Dopo che, nel tardo pomeriggio, le cannonate erano cessate, il generale Sumner ordinò alla divisione di cavalleria di procedere verso San Juan. I Rough Riders si dislocarono sul lato destro della colline, nei pressi della Kettle hill. La prima brigata di fanteria del generale Kent si avvicinò da sinistra al torrente di San Juan. Le truppe americane furono a quel punto inondate da migliaia di proiettili, sparati dai cecchini. Dovettero quindi ripiegare.

 

Nonostante i colpi gli fischiassero intorno, Roosevelt rimaneva a cavallo per dare coraggio ai soldati. Le truppe americane, però, non riuscivano a coordinarsi per sferrare l’attacco decisivo.

 

Roosevelt inviò allora dei messaggi al generale Sumner, chiedendo il permesso di attaccare il suo lato della collina; a differenza della battaglia di Las Guásimas infatti, qui i cecchini erano perfettamente visibili. E l’ordine finalmente arrivò.

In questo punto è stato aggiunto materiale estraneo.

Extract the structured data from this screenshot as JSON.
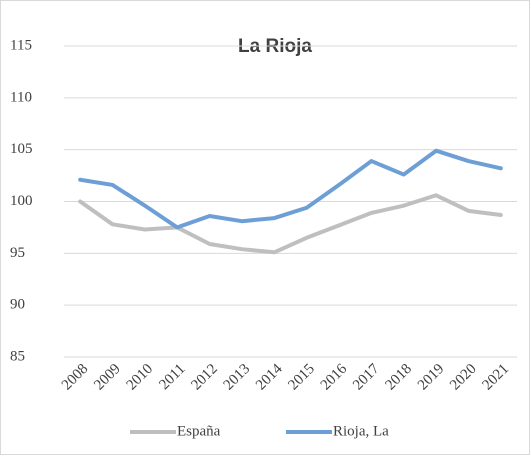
{
  "chart_data": {
    "type": "line",
    "title": "La Rioja",
    "categories": [
      "2008",
      "2009",
      "2010",
      "2011",
      "2012",
      "2013",
      "2014",
      "2015",
      "2016",
      "2017",
      "2018",
      "2019",
      "2020",
      "2021"
    ],
    "series": [
      {
        "name": "España",
        "color": "#bfbfbf",
        "values": [
          100,
          97.8,
          97.3,
          97.5,
          95.9,
          95.4,
          95.1,
          96.5,
          97.7,
          98.9,
          99.6,
          100.6,
          99.1,
          98.7
        ]
      },
      {
        "name": "Rioja, La",
        "color": "#6d9fd6",
        "values": [
          102.1,
          101.6,
          99.6,
          97.5,
          98.6,
          98.1,
          98.4,
          99.4,
          101.6,
          103.9,
          102.6,
          104.9,
          103.9,
          103.2
        ]
      }
    ],
    "ylim": [
      85,
      115
    ],
    "yticks": [
      85,
      90,
      95,
      100,
      105,
      110,
      115
    ],
    "grid": true
  }
}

Gli eventi si susseguirono rapidamente.

 

Le mitragliatrici Gatling martellavano il fortino spagnolo sulla collina, mentre la fanteria cominciava la carica sulla sinistra. Roosevelt era cosi preso dagli eventi che partì in quarta, guidando la carica, seguito però soltanto da cinque compagni; si era praticamente dimenticato di dare ordini alle truppe. Ordinò allora ai soldati di aprire il fuoco verso le trincee. Gli uomini si disposero quindi in semicerchio, sulla destra del fortino. La prima brigata si spostò anch’essa dalla sinistra alla destra del fortino, mentre la seconda brigata, con i Rough Riders, si dispose alla destra della prima. Secondo le stime i morti americani andavano dai seicento ai mille; ottantanove soltanto tra i Rough Riders.

 

Fu così che la collina di San Juan venne espugnata, spianando così la strada per Santiago. Questo almeno in teoria.

 

In realtà, quando si passò all’assedio di Santiago, le truppe americane, piuttosto indebolite, arrancavano, avendo difficoltà nell’ottenere rifornimenti e aiuti per i feriti, e i malati di febbre malarica e dissenteria, in quanto Camino Real era ancora difficilmente percorribile. Ma se le truppe di terra stentavano a espugnare la città, la vera svolta all’assedio venne dal mare.

 

Nel pomeriggio del 3 luglio infatti, l’ammiraglio Sampson annientò la flotta nemica nel porto della città, mentre tentava di forzare la quarantena. A quel punto gli spagnoli furono costretti a capitolare, e così la settimana seguente fu, finalmente, dedicata ai negoziati di pace.

 

Il 18 luglio Roosevelt venne promosso a colonnello, e il 20 gli fu affidato il comando della seconda brigata.

 

L’8 agosto i Rough Riders salparono dal porto di Santiago per fare finalmente ritorno in patria, a Montauk Point, nello stato di New York. Il colonnello Wood, invece, restò sull’isola come governatore militare, coadiuvato da quegli indipendentisti che egli riteneva più affidabili dei semplici guerrilleros.

 

Con questa guerra Roosevelt si sarebbe guadagnato la nomea di eroe nazionale, oltre a diventare governatore dello stato di New York, nonché uno dei presidenti più amati della storia americana.

 

La battaglia di San Juan ebbe, inoltre, una tale risonanza negli Stati Uniti, da colpire fortemente l’immaginario popolare, anche nel secolo seguente. Elmore Leonard, ad esempio, uno tra i più prolifici e famosi scrittori americani contemporanei, ha raccontato la società cubana, a cavallo di quegli eventi, nel suo celebre romanzo storico Cuba Libre.

 

Tornando infine alle condizioni di pace, esse vennero siglate nel dicembre del 1898 a Parigi: Cuba fu trasformata in un protettorato americano; agli Stati Uniti andava una base navale nella baia di Guantanamo; oltre a riservarsi il diritto di intervenire, in qualunque momento, per preservare l’indipendenza dell’isola. Gli Stati Uniti guadagnavano inoltre: l’isola di Guam nel Pacifico; le Filippine, soggette a un’occupazione militare; e l’isola di Puerto Rico nei Caraibi.

 

Con la “splendida piccola guerra” poi, sarebbero assurti al ruolo di potenza globale.

 

 

Riferimenti bibliografici:

 

Morris Edmund, The rise of Theodore Roosevelt, Modern Library, New York, 2001.